Summary and conclusion

In the current study, we collected subjective ratings from German speakers and produced psycholinguistic norms for the set of 107 facial emojis, available at the time of data collection, in five dimensions: visual complexity, familiarity, clarity, emotional valence, and emotional arousal. We also documented each emoji’s frequency of use based on a very large German Twitter corpus, as well as a smaller database of German WhatsApp chats. Finally, we collected verbal meaning descriptions of the emojis and explored them by means of word embeddings.

Our results show that several of the reported measures are correlated, painting a complex picture of emoji interpretation and use. For example, we established that participants’ subjective evaluation of emoji familiarity closely reflects these emojis’ actual objective frequency of use. In return, familiarity with an emoji modulates its valence and clarity. Emoji meanings as established by our description task turn out to be multi-faceted and complex. Many emojis exhibit subtle meaning components not captured by “official” emoji names. In addition, we showed that distributional representations (emoji embeddings) based on the elicited descriptions better capture their semantic relations than direct word2vec based representations.

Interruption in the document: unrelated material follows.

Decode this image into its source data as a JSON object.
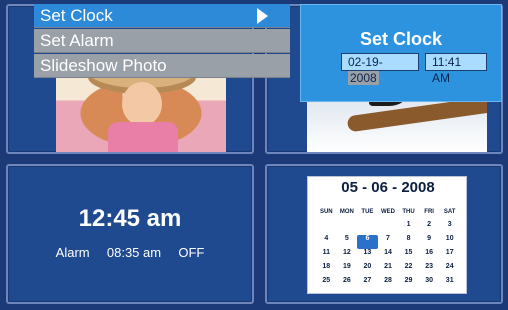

It must be noted that emojis, like regular words, are not static in their meanings and in their affective associations. Regular use can lead to emojis acquiring additional meanings or losing previous ones. In addition, new emojis are frequently proposed. This affects even the set of face emojis sometimes, as new ones may be added to Unicode. The addition of a new emoji may also lead to shifts in the lexical space that result in the meanings of other emojis changing to accommodate the newcomer. For example, the “dotted line face” and “melting face” were both added in 2021. Emotions such as shame or embarrassment may have been expressed using other emojis before, but can be carried by these emojis starting in 2022. This means that the snapshot of current usage of face emojis in the German speaking community reported in this study should be potentially amended by additional investigations in the future or in other linguistic communities.

Our German language emoji norms are the most complete set of measures for face emojis published thus far. The results partially match and expand upon previous rating studies reported for other linguistic backgrounds. We believe that it is important to consider all facets of an emoji’s meaning: both affective values, as well as objective frequency and linguistic descriptions. The relations between the reported measures have an impact on experimental investigation of (utterances with) emojis in at least two ways. First, as previously established for regular words, linguistic processing is affected by specific word qualities like arousal and valence (e.g., Kuperman et al., 2014 for word recognition). Therefore, emoji norms are necessary for future studies using emojis. Second, various properties of emoji stimuli could affect dependent variables in emoji studies. For example, complex emojis are less familiar and clear, which could lead to higher reading times, more errors, or more ambiguous interpretations. Thus, future experiments should carefully control for the variables reported in this paper when selecting stimuli. We hope that the comprehensive emoji norms reported here will facilitate future research on the linguistic and cognitive properties of emojis.